58 points | by mellosouls 2 days ago

5 comments

  • Amorymeltzer 15 minutes ago
    It's been mentioned before, but Chris Miller's Chip War from a few years back is an excellent, very-readable book on the topic. Goes into depth on the history and development of chips and their production. He did the rounds on the interviews back then, and it's definitely worth a read. The EUV stuff is great, but I particularly liked his history on how the USSR was always going to lose and how integral Apollo really was.
  • maxalbarello 1 hour ago
    For anyone interested in the topic I highly recommend this Veritasium video: https://www.youtube.com/watch?v=MiUHjLxm3V0
    • jasode 36 minutes ago
      The Veritasium video is good but their "newscast" style with constant back-and-forth cuts to talking heads can make the presentation a bit disjointed.

      The more straightforward video of ASML EUV is from Branch Education: https://www.youtube.com/watch?v=B2482h_TNwg

      Because that vid gives an overview of the whole machine, it gives context to what each scientist is talking about in the Veritasium interviews.

      • maxalbarello 0 minutes ago
        Thank you! The video you recommended definitely goes more in depth. I still like Veritasium's style more but it's just personal preference ofc
    • Zealotux 49 minutes ago
      Great video and I think the only way to truly grasp the complexity of EUV lithography as a layman.
  • mytailorisrich 18 minutes ago
    It is unavoidable that, at some point, China will have its own matching or better machine because they obviously how incredibly strategically important it is.
  • ForHackernews 37 minutes ago
    They might be the most complex mass-produced commercial machines but the Large Hadron Collider has a plausible claim to the title of "world's most complex machine" https://www.guinnessworldrecords.com/world-records/103591-la...
  • moffkalast 44 minutes ago
    If there's really such a bottleneck around ASML, why not design some extra chips for legacy processes that presumably already have well known design workflows?

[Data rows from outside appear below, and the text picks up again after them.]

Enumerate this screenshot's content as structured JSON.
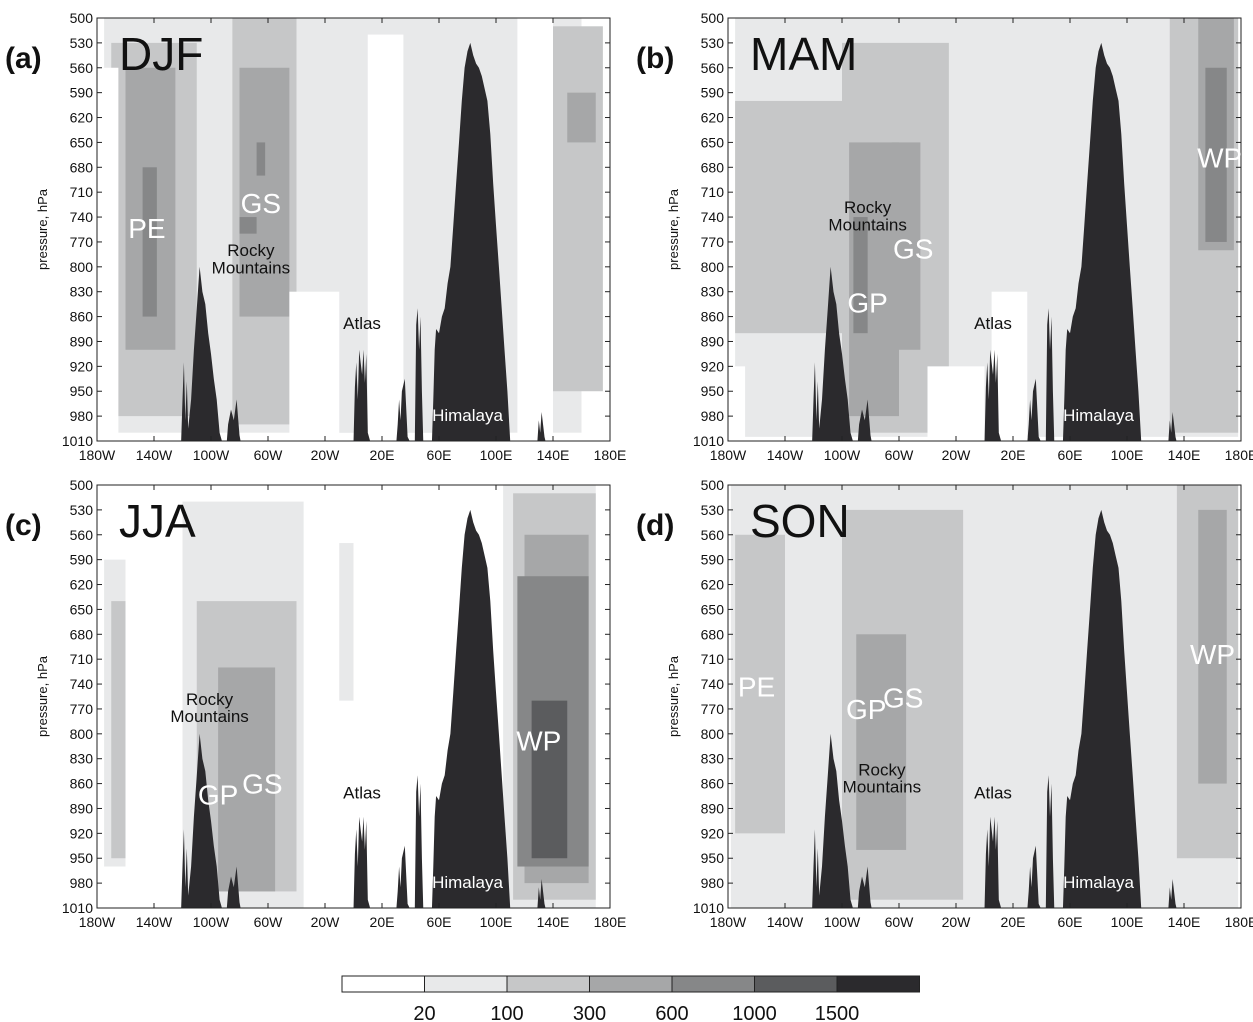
{
  "colors": {
    "levels": [
      "#ffffff",
      "#e8e9ea",
      "#c6c7c8",
      "#a6a7a8",
      "#868788",
      "#5b5c5e",
      "#2b2a2d"
    ],
    "terrain": "#2b2a2d"
  },
  "legend": {
    "ticks": [
      "20",
      "100",
      "300",
      "600",
      "1000",
      "1500"
    ]
  },
  "chart_data": [
    {
      "type": "heatmap",
      "panel_label": "(a)",
      "season": "DJF",
      "ylabel": "pressure, hPa",
      "xlim": [
        -180,
        180
      ],
      "ylim": [
        1010,
        500
      ],
      "y_ticks": [
        "500",
        "530",
        "560",
        "590",
        "620",
        "650",
        "680",
        "710",
        "740",
        "770",
        "800",
        "830",
        "860",
        "890",
        "920",
        "950",
        "980",
        "1010"
      ],
      "x_ticks": [
        "180W",
        "140W",
        "100W",
        "60W",
        "20W",
        "20E",
        "60E",
        "100E",
        "140E",
        "180E"
      ],
      "x_tick_values": [
        -180,
        -140,
        -100,
        -60,
        -20,
        20,
        60,
        100,
        140,
        180
      ],
      "levels": [
        "20",
        "100",
        "300",
        "600",
        "1000",
        "1500"
      ],
      "labels": [
        {
          "text": "PE",
          "lon": -145,
          "p": 765,
          "color": "white",
          "big": true
        },
        {
          "text": "GS",
          "lon": -65,
          "p": 735,
          "color": "white",
          "big": true
        },
        {
          "text": "Rocky",
          "lon": -72,
          "p": 787,
          "color": "black",
          "big": false
        },
        {
          "text": "Mountains",
          "lon": -72,
          "p": 808,
          "color": "black",
          "big": false
        },
        {
          "text": "Atlas",
          "lon": 6,
          "p": 875,
          "color": "black",
          "big": false
        },
        {
          "text": "Himalaya",
          "lon": 80,
          "p": 986,
          "color": "white",
          "big": false
        }
      ],
      "regions": [
        {
          "lon": [
            -175,
            160
          ],
          "p": [
            500,
            1000
          ],
          "level": 1
        },
        {
          "lon": [
            -170,
            -110
          ],
          "p": [
            530,
            980
          ],
          "level": 2
        },
        {
          "lon": [
            -85,
            -35
          ],
          "p": [
            500,
            990
          ],
          "level": 2
        },
        {
          "lon": [
            135,
            175
          ],
          "p": [
            510,
            950
          ],
          "level": 2
        },
        {
          "lon": [
            -160,
            -125
          ],
          "p": [
            560,
            900
          ],
          "level": 3
        },
        {
          "lon": [
            -80,
            -45
          ],
          "p": [
            560,
            860
          ],
          "level": 3
        },
        {
          "lon": [
            150,
            170
          ],
          "p": [
            590,
            650
          ],
          "level": 3
        },
        {
          "lon": [
            -148,
            -138
          ],
          "p": [
            680,
            860
          ],
          "level": 4
        },
        {
          "lon": [
            -68,
            -62
          ],
          "p": [
            650,
            690
          ],
          "level": 4
        },
        {
          "lon": [
            -80,
            -68
          ],
          "p": [
            740,
            760
          ],
          "level": 4
        },
        {
          "lon": [
            -40,
            5
          ],
          "p": [
            500,
            1000
          ],
          "level": 1
        },
        {
          "lon": [
            35,
            75
          ],
          "p": [
            660,
            1000
          ],
          "level": 1
        }
      ],
      "blank": [
        {
          "lon": [
            10,
            35
          ],
          "p": [
            520,
            1010
          ]
        },
        {
          "lon": [
            115,
            140
          ],
          "p": [
            500,
            1010
          ]
        },
        {
          "lon": [
            -45,
            -10
          ],
          "p": [
            830,
            1010
          ]
        },
        {
          "lon": [
            -178,
            -165
          ],
          "p": [
            560,
            1010
          ]
        }
      ]
    },
    {
      "type": "heatmap",
      "panel_label": "(b)",
      "season": "MAM",
      "ylabel": "pressure, hPa",
      "xlim": [
        -180,
        180
      ],
      "ylim": [
        1010,
        500
      ],
      "y_ticks": [
        "500",
        "530",
        "560",
        "590",
        "620",
        "650",
        "680",
        "710",
        "740",
        "770",
        "800",
        "830",
        "860",
        "890",
        "920",
        "950",
        "980",
        "1010"
      ],
      "x_ticks": [
        "180W",
        "140W",
        "100W",
        "60W",
        "20W",
        "20E",
        "60E",
        "100E",
        "140E",
        "180E"
      ],
      "x_tick_values": [
        -180,
        -140,
        -100,
        -60,
        -20,
        20,
        60,
        100,
        140,
        180
      ],
      "levels": [
        "20",
        "100",
        "300",
        "600",
        "1000",
        "1500"
      ],
      "labels": [
        {
          "text": "WP",
          "lon": 165,
          "p": 680,
          "color": "white",
          "big": true
        },
        {
          "text": "Rocky",
          "lon": -82,
          "p": 735,
          "color": "black",
          "big": false
        },
        {
          "text": "Mountains",
          "lon": -82,
          "p": 756,
          "color": "black",
          "big": false
        },
        {
          "text": "GS",
          "lon": -50,
          "p": 790,
          "color": "white",
          "big": true
        },
        {
          "text": "GP",
          "lon": -82,
          "p": 855,
          "color": "white",
          "big": true
        },
        {
          "text": "Atlas",
          "lon": 6,
          "p": 875,
          "color": "black",
          "big": false
        },
        {
          "text": "Himalaya",
          "lon": 80,
          "p": 986,
          "color": "white",
          "big": false
        }
      ],
      "regions": [
        {
          "lon": [
            -175,
            178
          ],
          "p": [
            500,
            1005
          ],
          "level": 1
        },
        {
          "lon": [
            -175,
            -95
          ],
          "p": [
            600,
            880
          ],
          "level": 2
        },
        {
          "lon": [
            -100,
            -25
          ],
          "p": [
            530,
            1000
          ],
          "level": 2
        },
        {
          "lon": [
            130,
            178
          ],
          "p": [
            500,
            1000
          ],
          "level": 2
        },
        {
          "lon": [
            -95,
            -60
          ],
          "p": [
            650,
            980
          ],
          "level": 3
        },
        {
          "lon": [
            -65,
            -45
          ],
          "p": [
            650,
            900
          ],
          "level": 3
        },
        {
          "lon": [
            150,
            175
          ],
          "p": [
            500,
            780
          ],
          "level": 3
        },
        {
          "lon": [
            -92,
            -82
          ],
          "p": [
            740,
            880
          ],
          "level": 4
        },
        {
          "lon": [
            155,
            170
          ],
          "p": [
            560,
            770
          ],
          "level": 4
        }
      ],
      "blank": [
        {
          "lon": [
            5,
            30
          ],
          "p": [
            830,
            1010
          ]
        },
        {
          "lon": [
            -178,
            -168
          ],
          "p": [
            920,
            1010
          ]
        },
        {
          "lon": [
            -40,
            0
          ],
          "p": [
            920,
            1010
          ]
        }
      ]
    },
    {
      "type": "heatmap",
      "panel_label": "(c)",
      "season": "JJA",
      "ylabel": "pressure, hPa",
      "xlim": [
        -180,
        180
      ],
      "ylim": [
        1010,
        500
      ],
      "y_ticks": [
        "500",
        "530",
        "560",
        "590",
        "620",
        "650",
        "680",
        "710",
        "740",
        "770",
        "800",
        "830",
        "860",
        "890",
        "920",
        "950",
        "980",
        "1010"
      ],
      "x_ticks": [
        "180W",
        "140W",
        "100W",
        "60W",
        "20W",
        "20E",
        "60E",
        "100E",
        "140E",
        "180E"
      ],
      "x_tick_values": [
        -180,
        -140,
        -100,
        -60,
        -20,
        20,
        60,
        100,
        140,
        180
      ],
      "levels": [
        "20",
        "100",
        "300",
        "600",
        "1000",
        "1500"
      ],
      "labels": [
        {
          "text": "Rocky",
          "lon": -101,
          "p": 765,
          "color": "black",
          "big": false
        },
        {
          "text": "Mountains",
          "lon": -101,
          "p": 786,
          "color": "black",
          "big": false
        },
        {
          "text": "GP",
          "lon": -95,
          "p": 885,
          "color": "white",
          "big": true
        },
        {
          "text": "GS",
          "lon": -64,
          "p": 872,
          "color": "white",
          "big": true
        },
        {
          "text": "Atlas",
          "lon": 6,
          "p": 878,
          "color": "black",
          "big": false
        },
        {
          "text": "WP",
          "lon": 130,
          "p": 820,
          "color": "white",
          "big": true
        },
        {
          "text": "Himalaya",
          "lon": 80,
          "p": 986,
          "color": "white",
          "big": false
        }
      ],
      "regions": [
        {
          "lon": [
            -175,
            -160
          ],
          "p": [
            590,
            960
          ],
          "level": 1
        },
        {
          "lon": [
            -170,
            -160
          ],
          "p": [
            640,
            950
          ],
          "level": 2
        },
        {
          "lon": [
            -120,
            -35
          ],
          "p": [
            520,
            1010
          ],
          "level": 1
        },
        {
          "lon": [
            -10,
            0
          ],
          "p": [
            570,
            760
          ],
          "level": 1
        },
        {
          "lon": [
            -110,
            -40
          ],
          "p": [
            640,
            990
          ],
          "level": 2
        },
        {
          "lon": [
            -95,
            -55
          ],
          "p": [
            720,
            990
          ],
          "level": 3
        },
        {
          "lon": [
            105,
            170
          ],
          "p": [
            500,
            1010
          ],
          "level": 1
        },
        {
          "lon": [
            112,
            170
          ],
          "p": [
            510,
            1000
          ],
          "level": 2
        },
        {
          "lon": [
            120,
            165
          ],
          "p": [
            560,
            980
          ],
          "level": 3
        },
        {
          "lon": [
            115,
            165
          ],
          "p": [
            610,
            960
          ],
          "level": 4
        },
        {
          "lon": [
            125,
            150
          ],
          "p": [
            760,
            950
          ],
          "level": 5
        }
      ],
      "blank": []
    },
    {
      "type": "heatmap",
      "panel_label": "(d)",
      "season": "SON",
      "ylabel": "pressure, hPa",
      "xlim": [
        -180,
        180
      ],
      "ylim": [
        1010,
        500
      ],
      "y_ticks": [
        "500",
        "530",
        "560",
        "590",
        "620",
        "650",
        "680",
        "710",
        "740",
        "770",
        "800",
        "830",
        "860",
        "890",
        "920",
        "950",
        "980",
        "1010"
      ],
      "x_ticks": [
        "180W",
        "140W",
        "100W",
        "60W",
        "20W",
        "20E",
        "60E",
        "100E",
        "140E",
        "180E"
      ],
      "x_tick_values": [
        -180,
        -140,
        -100,
        -60,
        -20,
        20,
        60,
        100,
        140,
        180
      ],
      "levels": [
        "20",
        "100",
        "300",
        "600",
        "1000",
        "1500"
      ],
      "labels": [
        {
          "text": "PE",
          "lon": -160,
          "p": 755,
          "color": "white",
          "big": true
        },
        {
          "text": "GP",
          "lon": -83,
          "p": 782,
          "color": "white",
          "big": true
        },
        {
          "text": "GS",
          "lon": -57,
          "p": 768,
          "color": "white",
          "big": true
        },
        {
          "text": "Rocky",
          "lon": -72,
          "p": 850,
          "color": "black",
          "big": false
        },
        {
          "text": "Mountains",
          "lon": -72,
          "p": 871,
          "color": "black",
          "big": false
        },
        {
          "text": "Atlas",
          "lon": 6,
          "p": 878,
          "color": "black",
          "big": false
        },
        {
          "text": "WP",
          "lon": 160,
          "p": 716,
          "color": "white",
          "big": true
        },
        {
          "text": "Himalaya",
          "lon": 80,
          "p": 986,
          "color": "white",
          "big": false
        }
      ],
      "regions": [
        {
          "lon": [
            -178,
            178
          ],
          "p": [
            500,
            1010
          ],
          "level": 1
        },
        {
          "lon": [
            -175,
            -140
          ],
          "p": [
            560,
            920
          ],
          "level": 2
        },
        {
          "lon": [
            -100,
            -15
          ],
          "p": [
            530,
            1000
          ],
          "level": 2
        },
        {
          "lon": [
            135,
            178
          ],
          "p": [
            500,
            950
          ],
          "level": 2
        },
        {
          "lon": [
            -90,
            -55
          ],
          "p": [
            680,
            940
          ],
          "level": 3
        },
        {
          "lon": [
            150,
            170
          ],
          "p": [
            530,
            860
          ],
          "level": 3
        }
      ],
      "blank": []
    }
  ]
}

    I mean we're not talking AMD FX and Core 2 Duo here, it's Raptor Lake and Zen 3, it's perfectly viable and still being sold in droves right now.

    • irdc 37 minutes ago
      That’s what the likes of AMD with their chiplet design have been doing.

      There’s also the issue of older process nodes not being profitable enough anymore, which explaines why at the height of the chip supply crunch older ARM chips were in short supply but there was ample stock of the 20nm feature-sized RP2040.

      • moffkalast 19 minutes ago
        This is gonna sound super dumb, but I'm not sure how they aren't being profitable if there are shortages, just price things beyond break even level? The average person can't even tell the difference between a Core 5 and a Core 5 Ultra, you can practically sell them at the same price and I'm not even sure they'd notice when actually using them. The performance jump is relatively minor and the bottlenecks are elsewhere.
        • MadnessASAP 9 minutes ago
          It mostly comes down to the consumer market not being significant enough by itself. A consumer may not notice a 10% increase in performance per watt or dollar. A large office building probably will, and a datacenter definitely will.

          I don't think I'm being entirely hyperbolic when I say the consumer market only exists to put devices that can connect to and feed the datacenter loads into the general populations hands.